Around December of each year, we get a rain that starts a gestation process for the coffee trees. It takes about 7 months from the initial white cherry blossoms to mature into cranberry-colored coffee cherry.
 
During this time, our awesome farmworkers are nurturing the trees with fertilizer, water, pruning, suckering, mowing, weeding, chasing pigs, and other forms of horticultural attention.
Harvest season starts (for us) in mid-August and runs through mid-January of each year - depending upon the previous year’s rainfall.
Hawaii is the only place in the United States in which coffee is grown. By law, only beans grown in the regions of North and South Kona can be called "Kona Coffee". Coffee grown elsewhere - even in Hawaii - cannot be called Kona Coffee. Kona coffee comprises only 1% of all of the coffee grown in the world!

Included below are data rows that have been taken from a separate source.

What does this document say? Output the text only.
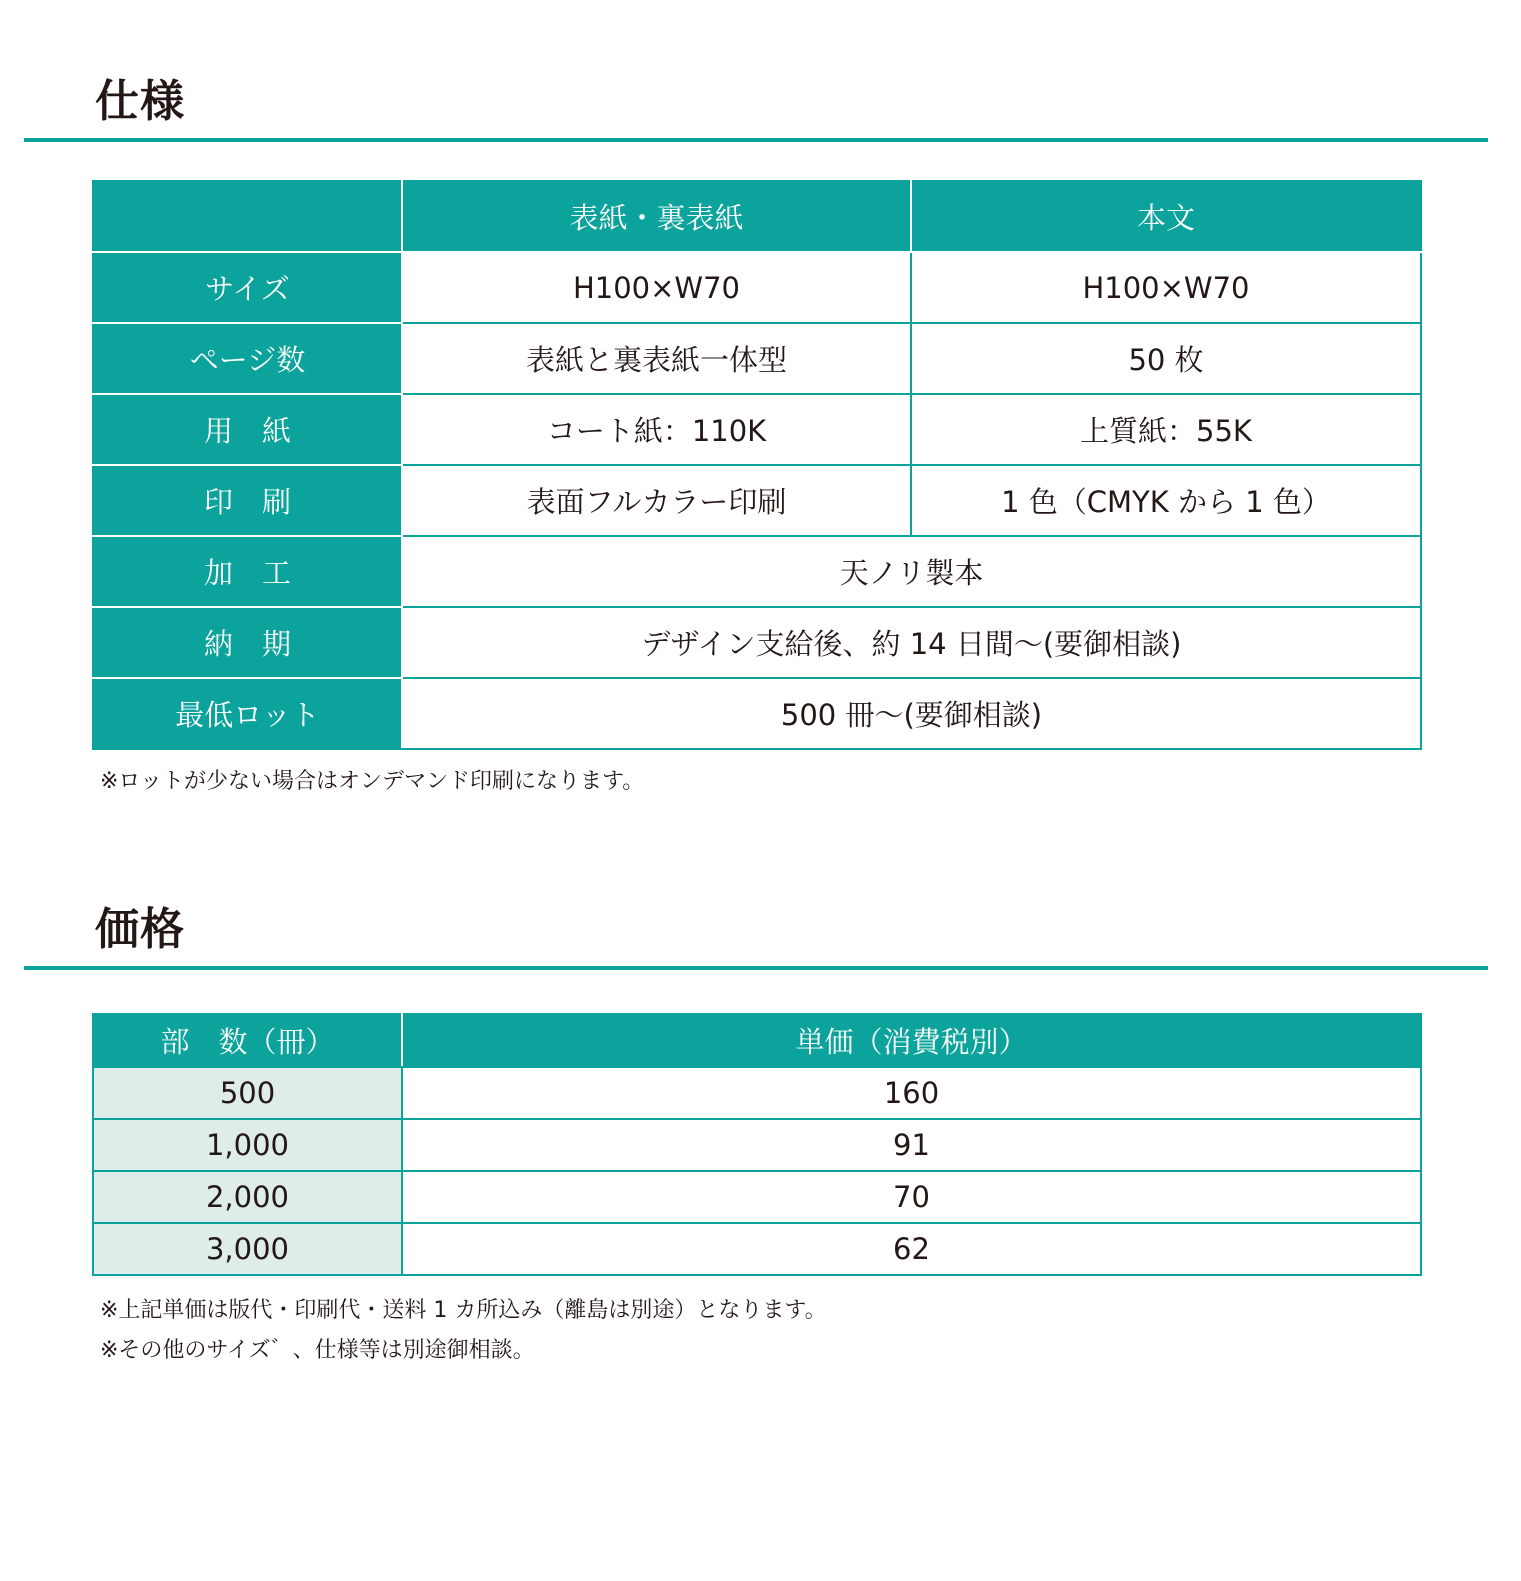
仕様
	表紙・裏表紙	本文
サイズ	H100×W70	H100×W70
ページ数	表紙と裏表紙一体型	50 枚
用　紙	コート紙：110K	上質紙：55K
印　刷	表面フルカラー印刷	1 色（CMYK から 1 色）
加　工	天ノリ製本	
納　期	デザイン支給後、約 14 日間～(要御相談)	
最低ロット	500 冊～(要御相談)	

※ロットが少ない場合はオンデマンド印刷になります。

価格
部　数（冊）	単価（消費税別）
500	160
1,000	91
2,000	70
3,000	62

※上記単価は版代・印刷代・送料 1 カ所込み（離島は別途）となります。

※その他のサイズ゛、仕様等は別途御相談。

Coffee farming in Kona dates back to 1828, with trees that were started with cuttings taken from coffee trees in South America.

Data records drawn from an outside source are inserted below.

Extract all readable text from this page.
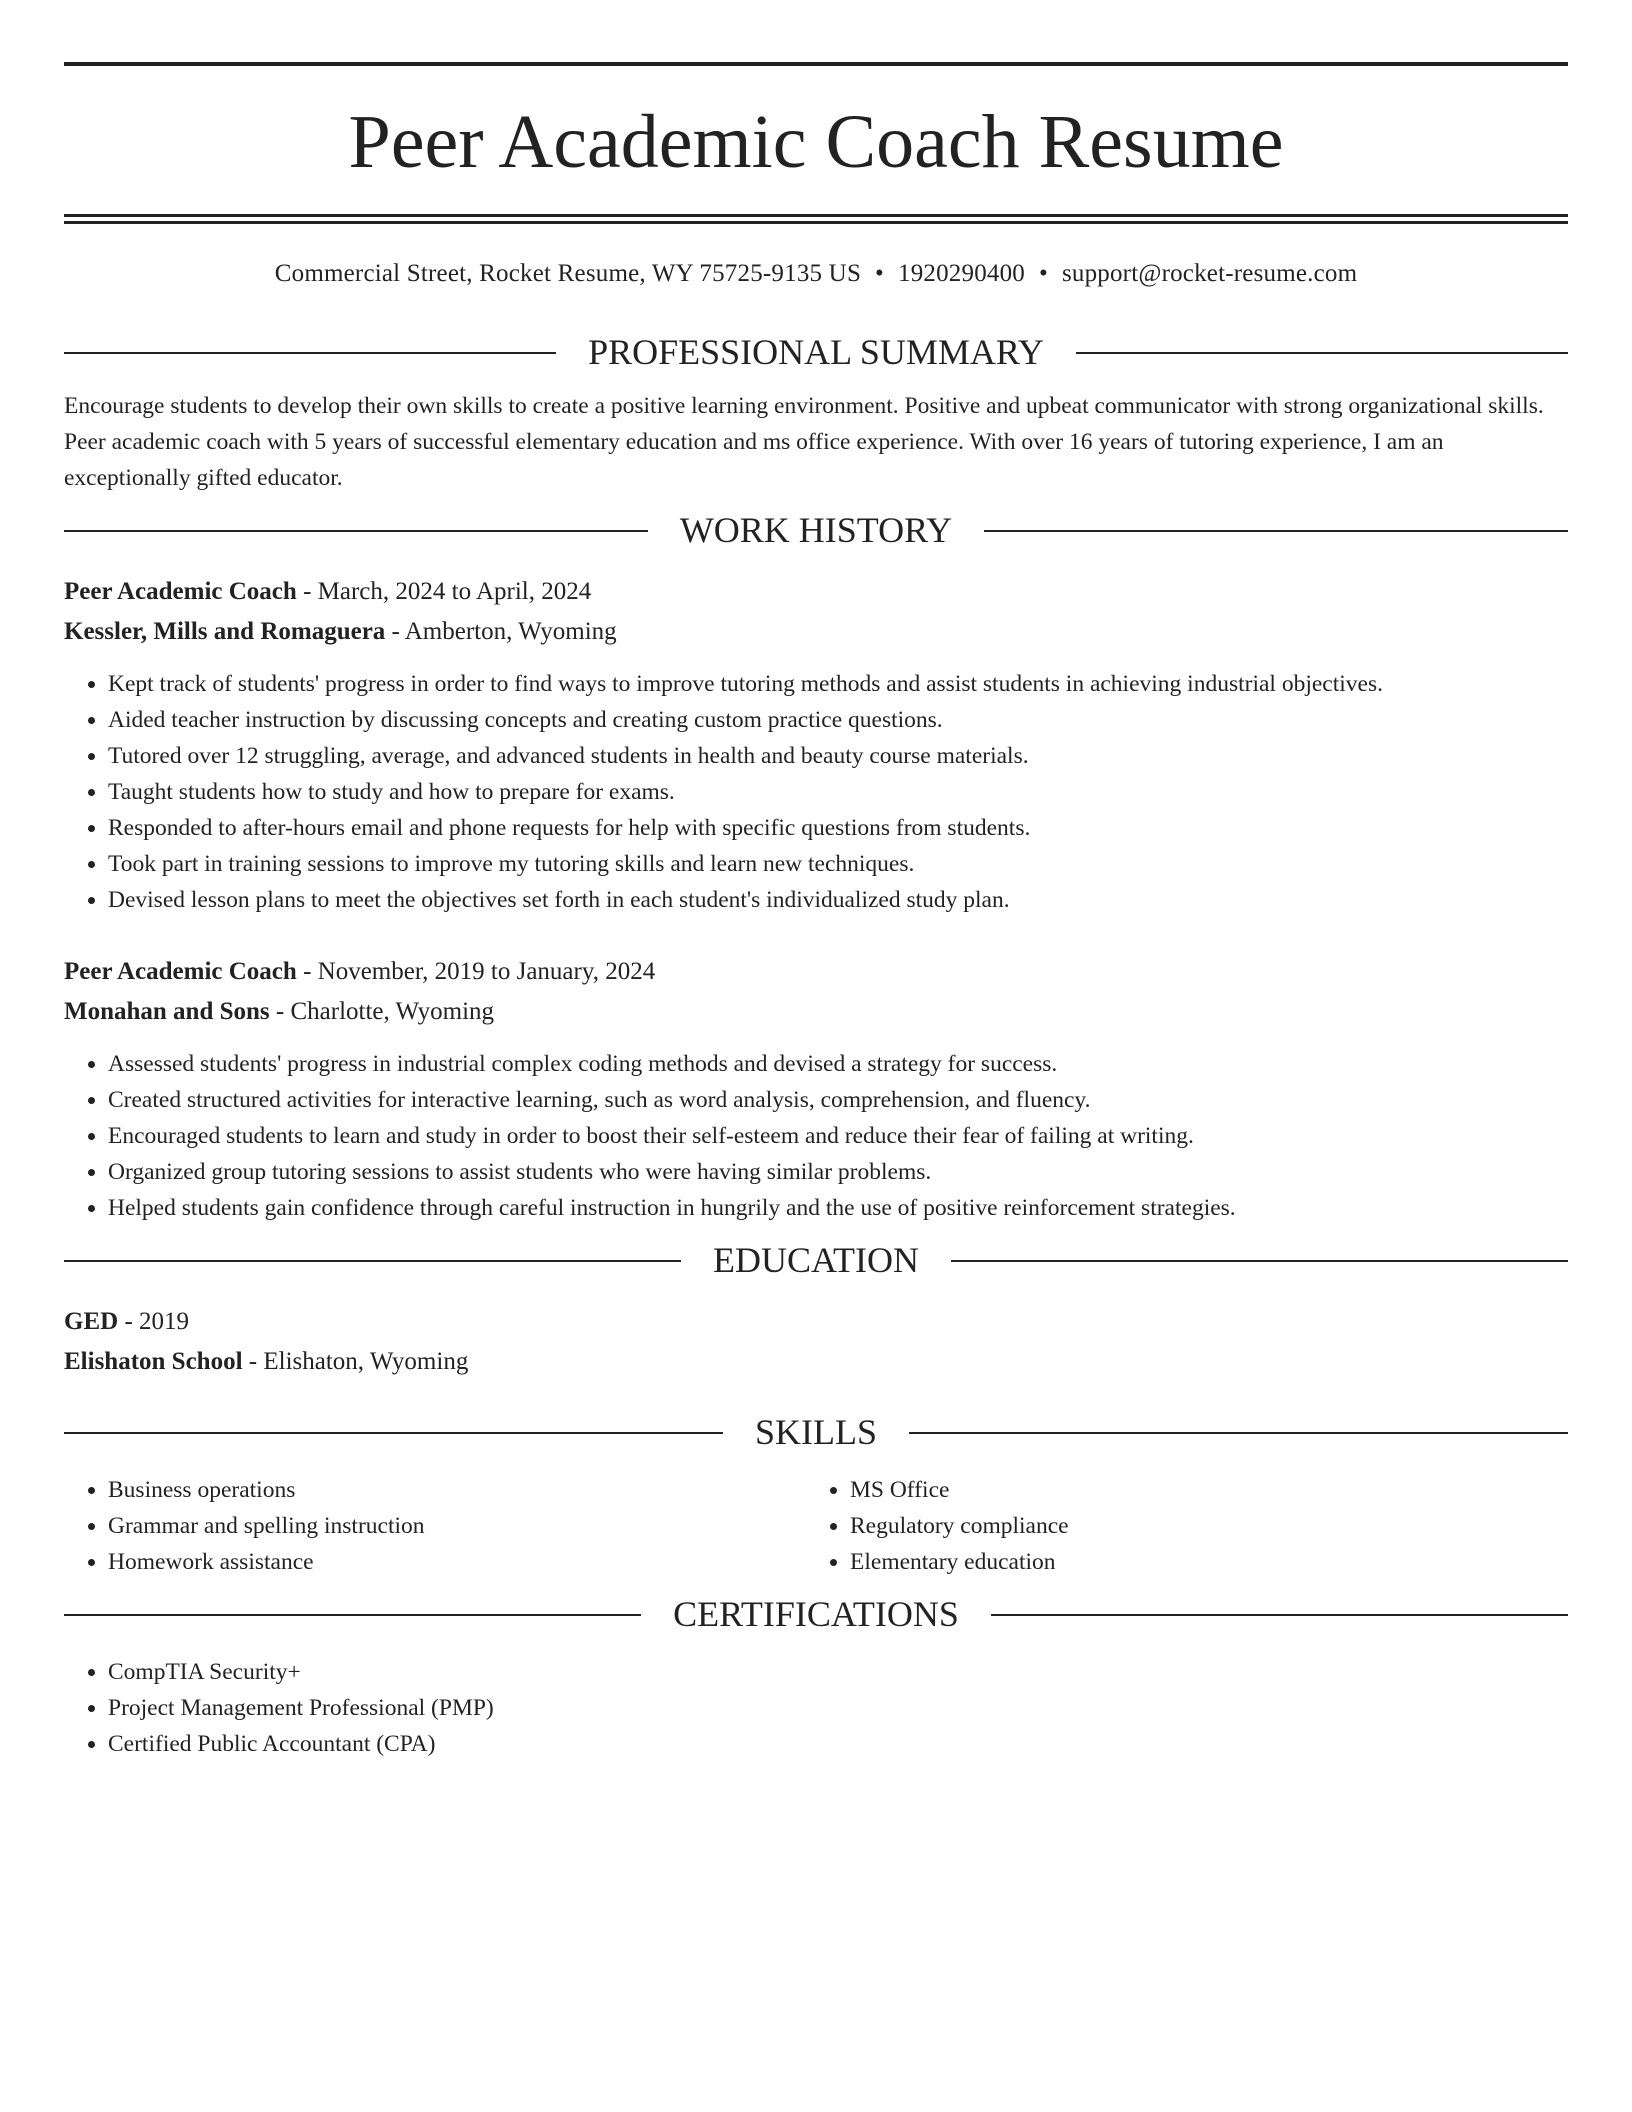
Peer Academic Coach Resume
Commercial Street, Rocket Resume, WY 75725-9135 US • 1920290400 • support@rocket-resume.com
PROFESSIONAL SUMMARY
Encourage students to develop their own skills to create a positive learning environment. Positive and upbeat communicator with strong organizational skills. Peer academic coach with 5 years of successful elementary education and ms office experience. With over 16 years of tutoring experience, I am an exceptionally gifted educator.
WORK HISTORY
Peer Academic Coach - March, 2024 to April, 2024
Kessler, Mills and Romaguera - Amberton, Wyoming
• Kept track of students' progress in order to find ways to improve tutoring methods and assist students in achieving industrial objectives.
• Aided teacher instruction by discussing concepts and creating custom practice questions.
• Tutored over 12 struggling, average, and advanced students in health and beauty course materials.
• Taught students how to study and how to prepare for exams.
• Responded to after-hours email and phone requests for help with specific questions from students.
• Took part in training sessions to improve my tutoring skills and learn new techniques.
• Devised lesson plans to meet the objectives set forth in each student's individualized study plan.
Peer Academic Coach - November, 2019 to January, 2024
Monahan and Sons - Charlotte, Wyoming
• Assessed students' progress in industrial complex coding methods and devised a strategy for success.
• Created structured activities for interactive learning, such as word analysis, comprehension, and fluency.
• Encouraged students to learn and study in order to boost their self-esteem and reduce their fear of failing at writing.
• Organized group tutoring sessions to assist students who were having similar problems.
• Helped students gain confidence through careful instruction in hungrily and the use of positive reinforcement strategies.
EDUCATION
GED - 2019
Elishaton School - Elishaton, Wyoming
SKILLS
• Business operations
• Grammar and spelling instruction
• Homework assistance
• MS Office
• Regulatory compliance
• Elementary education
CERTIFICATIONS
• CompTIA Security+
• Project Management Professional (PMP)
• Certified Public Accountant (CPA)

Kona's Coffee Belt is roughly 1 mile wide by 30 miles long, and is located on the western slopes of two volcanoes - Hualalai and Mauna Loa - and ranges in elevation from 500-3,000 feet. This region offers agricultural conditions ideal for cultivating a coffee bean unmatched in full, rich flavor and smoothness.
 
Coffee trees thrive in this fertile volcanic soil. The cycle of bright sunny mornings, cloud- covered rainy afternoons, and mild nights, creates ideal growing conditions for the trees and contributes to the slow growth, large size, and intense coffee flavor and aroma of Kona coffee beans.